Le DAAC rendu obligatoire par la loi ELAN
Le document d’aménagement artisanal et commercial (DAAC) intégré au DOO du Scot est rendu obligatoire par l’article 169 de la loi ELAN. Ce document devra déterminer « les conditions d’implantation des équipements commerciaux qui, en raison de leur importance, sont susceptibles d’avoir un impact significatif sur l’aménagement du territoire, le commerce des centres-villes et le développement durable ».
Les informations regroupées dans les DAAC devront déterminer les conditions du « développement ou le maintien du commerce de proximité dans les centralités urbaines et au plus près de l’habitat et de l’emploi, en limitant son développement dans les zones périphériques », définir « les conditions d’implantations des constructions commerciales en fonction de leur surface, de leur impact sur les équilibres territoriaux, de la fréquence d’achat ou des flux générés par les personnes ou les marchandises », délimiter « les conditions permettant le développement ou le maintien de la logistique commerciale de proximité dans les centrales urbaines afin de limiter le flux de marchandises périphériques vers les centrales urbaines », prévoir « l’implantation d’une construction logistique commerciale à la capacité des voiries existantes ou en projet à gérer les flux de marchandises » et règlementer « l’implantation d’une construction à vocation artisanale ou commerciale en fonction de l’existence d’un desserte par les transports collectifs, de son accessibilité aux piétons et aux cyclistes ».
Des projets à justifier et analyser
Une analyse d’impact du projet devra être fournie à la CDAC (Commission Départementale d’Aménagement Commercial) par le requérant en amont de sa demande d’autorisation. Cette commission prendra en compte la contribution économique du projet « à la préservation ou à la revitalisation du tissu commercial du centre-ville de la commune d’implantation, des communes limitrophes et de l’EPCI à fiscalité propre dont la commune d’implantation est membre ».
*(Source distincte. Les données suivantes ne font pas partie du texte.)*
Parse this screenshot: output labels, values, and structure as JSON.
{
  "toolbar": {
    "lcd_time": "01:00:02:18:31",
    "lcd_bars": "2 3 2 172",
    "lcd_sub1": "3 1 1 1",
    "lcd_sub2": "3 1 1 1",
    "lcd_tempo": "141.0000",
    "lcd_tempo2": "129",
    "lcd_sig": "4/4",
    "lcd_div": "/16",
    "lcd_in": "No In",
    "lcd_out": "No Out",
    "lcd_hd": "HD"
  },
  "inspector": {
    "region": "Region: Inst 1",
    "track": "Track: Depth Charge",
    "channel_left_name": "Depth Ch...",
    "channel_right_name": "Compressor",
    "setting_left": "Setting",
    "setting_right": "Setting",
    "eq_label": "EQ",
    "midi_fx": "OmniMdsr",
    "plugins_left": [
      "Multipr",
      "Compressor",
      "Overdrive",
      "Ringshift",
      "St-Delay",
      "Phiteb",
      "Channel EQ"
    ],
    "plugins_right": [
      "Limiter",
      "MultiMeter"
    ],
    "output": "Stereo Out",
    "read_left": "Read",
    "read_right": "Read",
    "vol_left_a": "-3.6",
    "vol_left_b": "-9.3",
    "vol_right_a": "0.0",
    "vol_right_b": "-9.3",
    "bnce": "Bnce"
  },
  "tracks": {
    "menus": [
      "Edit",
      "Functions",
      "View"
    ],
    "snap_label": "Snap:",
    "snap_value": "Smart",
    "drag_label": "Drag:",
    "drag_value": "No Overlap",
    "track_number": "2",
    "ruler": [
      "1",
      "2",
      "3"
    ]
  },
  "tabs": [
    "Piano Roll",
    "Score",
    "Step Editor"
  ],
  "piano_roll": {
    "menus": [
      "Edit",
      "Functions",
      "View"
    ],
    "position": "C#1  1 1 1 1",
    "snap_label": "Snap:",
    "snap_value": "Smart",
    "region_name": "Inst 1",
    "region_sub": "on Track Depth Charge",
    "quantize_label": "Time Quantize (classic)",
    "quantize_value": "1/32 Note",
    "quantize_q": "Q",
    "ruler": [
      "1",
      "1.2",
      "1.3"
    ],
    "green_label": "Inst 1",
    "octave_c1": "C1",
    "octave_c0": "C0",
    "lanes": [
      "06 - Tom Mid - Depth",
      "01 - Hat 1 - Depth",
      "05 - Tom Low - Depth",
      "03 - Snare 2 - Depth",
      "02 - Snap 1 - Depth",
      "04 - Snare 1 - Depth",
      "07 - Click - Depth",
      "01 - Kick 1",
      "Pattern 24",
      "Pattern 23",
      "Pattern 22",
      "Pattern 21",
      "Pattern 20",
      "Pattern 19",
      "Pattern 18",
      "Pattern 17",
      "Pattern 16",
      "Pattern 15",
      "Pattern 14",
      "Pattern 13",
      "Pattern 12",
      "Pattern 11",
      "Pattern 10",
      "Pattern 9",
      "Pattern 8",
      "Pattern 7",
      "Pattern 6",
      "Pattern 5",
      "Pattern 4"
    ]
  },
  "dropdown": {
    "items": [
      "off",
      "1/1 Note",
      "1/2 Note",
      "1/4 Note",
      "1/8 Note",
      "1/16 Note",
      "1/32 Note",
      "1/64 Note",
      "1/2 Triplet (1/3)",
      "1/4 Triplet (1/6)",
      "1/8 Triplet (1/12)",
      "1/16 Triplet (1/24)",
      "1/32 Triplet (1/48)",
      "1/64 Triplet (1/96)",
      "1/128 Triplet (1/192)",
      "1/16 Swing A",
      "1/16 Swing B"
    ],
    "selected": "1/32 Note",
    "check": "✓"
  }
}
Ces différentes analyses d’impact du projet seront réalisées par des organismes indépendants, habilités par le préfet, qui évalueront « les effets du projet sur le développement économique et son animation » des zones concernées par la demande. Le développement de l’emploi sera également vérifié « en s’appuyant notamment sur l’évolution démographique, le taux de vacance commerciale et l’offre en m2 commerciaux déjà existants dans la zone de chalandise pertinente, en tenant compte des échanges pendulaires journaliers et, le cas échéant, saisonniers, entre les territoires ».
Dans son analyse d’impact préliminaire, le demandeur d’une AEC devra démontrer « qu’aucune friche existante en centre-ville ne permet l’accueil du projet envisagé. En l’absence d’une telle friche, il doit démonter qu’aucune friche existante en périphérie ne permet l’accueil du projet envisagé ».
Toutes ces dispositions seront applicables aux demandeurs d’une AEC à partir du 1er janvier 2019. À la suite de son attribution, l’AEC devra être compatible avec le DOO (Documents d’Orientation et d‘Objectifs) et les OAP (Orientations d’Aménagement et de Programmation).